Yıldız Teknik Üniversitesi Mimarlık Fakültesi Mimarlık Tarihi Anabilim Dalı Başkanı Prof. Dr. Uğur Tanyeli'nin yeni yayınlanan “Mimarlığın Aktörleri” kitabı üzerine yapılan bir röportajda, Mimar Sinan'ın aslında Türk mimarlık ve sanat tarihi içinde kurgulanmış bir karakter olduğunu ileri sürmesi tartışmalara yol açtı. Mimarlık camiasının önde gelen isimleri, Tanyeli'nin Mimar Sinan'ı, özellikle Cumhuriyet dönemine atıfta bulunarak; ‘devletlerin kuruluş aşamasında kendilerini meşru kılabilmek adına ürettikleri tarihi kurgusunun bir parçası’ olarak değerlendirmesini çoğunlukla "anlamsız" karşıladı.

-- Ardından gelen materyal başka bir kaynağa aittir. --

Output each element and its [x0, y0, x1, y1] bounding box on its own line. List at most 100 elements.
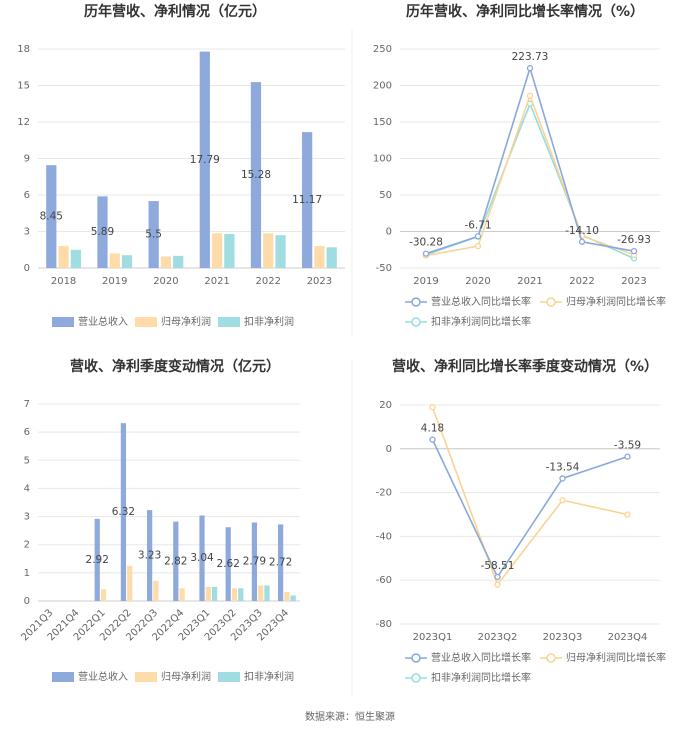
legend-label: 扣非净利润同比增长率 [431, 671, 531, 684]
legend-swatch [546, 653, 556, 663]
x-tick-label: 2023Q1 [413, 632, 453, 643]
legend-label: 营业总收入 [78, 670, 128, 683]
bar [264, 585, 270, 601]
data-label: 2.72 [269, 557, 292, 569]
data-label: 2.92 [86, 554, 109, 566]
data-label: 3.23 [138, 550, 161, 562]
bar [58, 246, 69, 268]
x-tick-label: 2021 [204, 276, 229, 287]
bar [277, 524, 284, 601]
bar [173, 521, 179, 601]
point [429, 404, 436, 411]
y-tick-label: 9 [24, 154, 30, 165]
line [431, 406, 628, 587]
data-label: 2.82 [164, 555, 187, 567]
legend-swatch [411, 673, 421, 683]
data-label: -6.71 [464, 219, 491, 231]
bar [153, 580, 159, 601]
x-tick-label: 2023Q2 [478, 632, 518, 643]
data-label: 223.73 [512, 51, 549, 63]
x-tick-label: 2023 [307, 276, 332, 287]
y-tick-label: 7 [24, 399, 30, 410]
bar [109, 253, 120, 268]
bar [211, 586, 218, 601]
bar [225, 527, 231, 601]
bar [173, 255, 184, 268]
y-tick-label: 250 [373, 44, 392, 55]
legend-swatch [135, 672, 157, 682]
legend-swatch [411, 317, 421, 327]
legend-label: 营业总收入 [78, 315, 128, 328]
legend-label: 扣非净利润同比增长率 [431, 315, 531, 328]
bar [211, 233, 223, 268]
chart-title: 历年营收、净利情况（亿元） [84, 3, 266, 20]
legend-label: 扣非净利润 [244, 670, 294, 683]
bar [100, 589, 107, 601]
legend-swatch [411, 297, 421, 307]
line [425, 101, 635, 260]
legend-label: 营业总收入同比增长率 [431, 651, 531, 664]
bar [121, 255, 133, 268]
data-label: 8.45 [40, 211, 63, 223]
point [559, 475, 566, 482]
point [630, 248, 638, 255]
bar [148, 201, 159, 268]
point [474, 233, 482, 240]
footer: 数据来源：恒生聚源 [305, 710, 395, 723]
y-tick-label: -50 [376, 263, 392, 274]
data-label: -13.54 [546, 461, 580, 473]
y-tick-label: 6 [24, 427, 30, 438]
bar [127, 565, 133, 601]
data-label: 5.5 [145, 229, 162, 241]
point [422, 250, 430, 257]
x-tick-label: 2021 [517, 276, 542, 287]
bar [46, 165, 57, 268]
x-tick-label: 2020 [153, 276, 178, 287]
data-label: 2.62 [217, 558, 240, 570]
point [474, 242, 482, 250]
bar [160, 256, 172, 268]
y-tick-label: 0 [24, 596, 30, 607]
bar [263, 233, 274, 268]
data-label: 2.79 [243, 556, 266, 568]
bar [251, 522, 258, 601]
legend-label: 归母净利润 [161, 670, 211, 683]
y-tick-label: 4 [24, 483, 30, 494]
point [429, 436, 436, 443]
bar [275, 235, 286, 268]
y-tick-label: 6 [24, 190, 30, 201]
bar [314, 246, 325, 268]
y-tick-label: 18 [17, 44, 30, 55]
y-tick-label: 5 [24, 455, 30, 466]
y-tick-label: 12 [17, 117, 30, 128]
legend-swatch [218, 672, 240, 682]
bar [284, 591, 290, 601]
y-tick-label: 200 [373, 81, 392, 92]
legend-label: 营业总收入同比增长率 [431, 295, 531, 308]
x-tick-label: 2019 [413, 276, 438, 287]
y-tick-label: 150 [373, 117, 392, 128]
bar [146, 510, 153, 601]
y-tick-label: 15 [17, 81, 30, 92]
bar [238, 588, 244, 601]
y-tick-label: 2 [24, 540, 30, 551]
line [431, 439, 628, 579]
bar [258, 585, 264, 601]
x-tick-label: 2020 [465, 276, 490, 287]
y-tick-label: 20 [379, 400, 392, 411]
bar [250, 82, 262, 269]
bar [326, 247, 337, 268]
y-tick-label: 0 [386, 227, 392, 238]
legend-label: 归母净利润 [161, 315, 211, 328]
point [578, 238, 586, 245]
legend-label: 归母净利润同比增长率 [566, 295, 666, 308]
x-tick-label: 2018 [51, 276, 76, 287]
x-tick-label: 2023 [621, 276, 646, 287]
bar [120, 423, 127, 601]
data-label: -3.59 [614, 440, 641, 452]
x-tick-label: 2022 [256, 276, 281, 287]
bar [199, 51, 210, 269]
bar [179, 588, 185, 601]
legend-swatch [218, 317, 240, 327]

Daha önceki yazılarında "Fizyonomisi hakkında hiçbir şey bilinmeyen bir tarihsel kişiliğin heykelini nasıl ve neden yapmamız gerekiyor"* sorusuna cevap arayan Tanyeli; Sinan’ın gereğinden fazla yüceleştirildiğini, bu süblimasyon sonunda da Sinan’a ait olması mümkün olmayan eserlerin bile ona mal edilerek aslında düşsel bir imge yaratıldığından bahsediyor.
Prof. Dr. Uğur Tanyeli
Sinan'ın bu denli önemsenerek, Türkiye'de yüzlerce heykeli yapılmasının veya binlerce sokağın Mimar Sinan ismini taşımasının sebebini; Türk mimarlığı içindeki isim yokluğuna bağlayan Tanyeli’nin, "Sinan estetik, fiziksel çevre ve mühendislik adına çağdaş Türk insanı ne tahayyül edebiliyorsa hepsinin personifikasyonu niteliğindedir" cümlesiyle betimlendirdiği bu durum, aslında Türk mimarlık tarihi camiasının yıllardır içinde bulunduğu bir tartışma.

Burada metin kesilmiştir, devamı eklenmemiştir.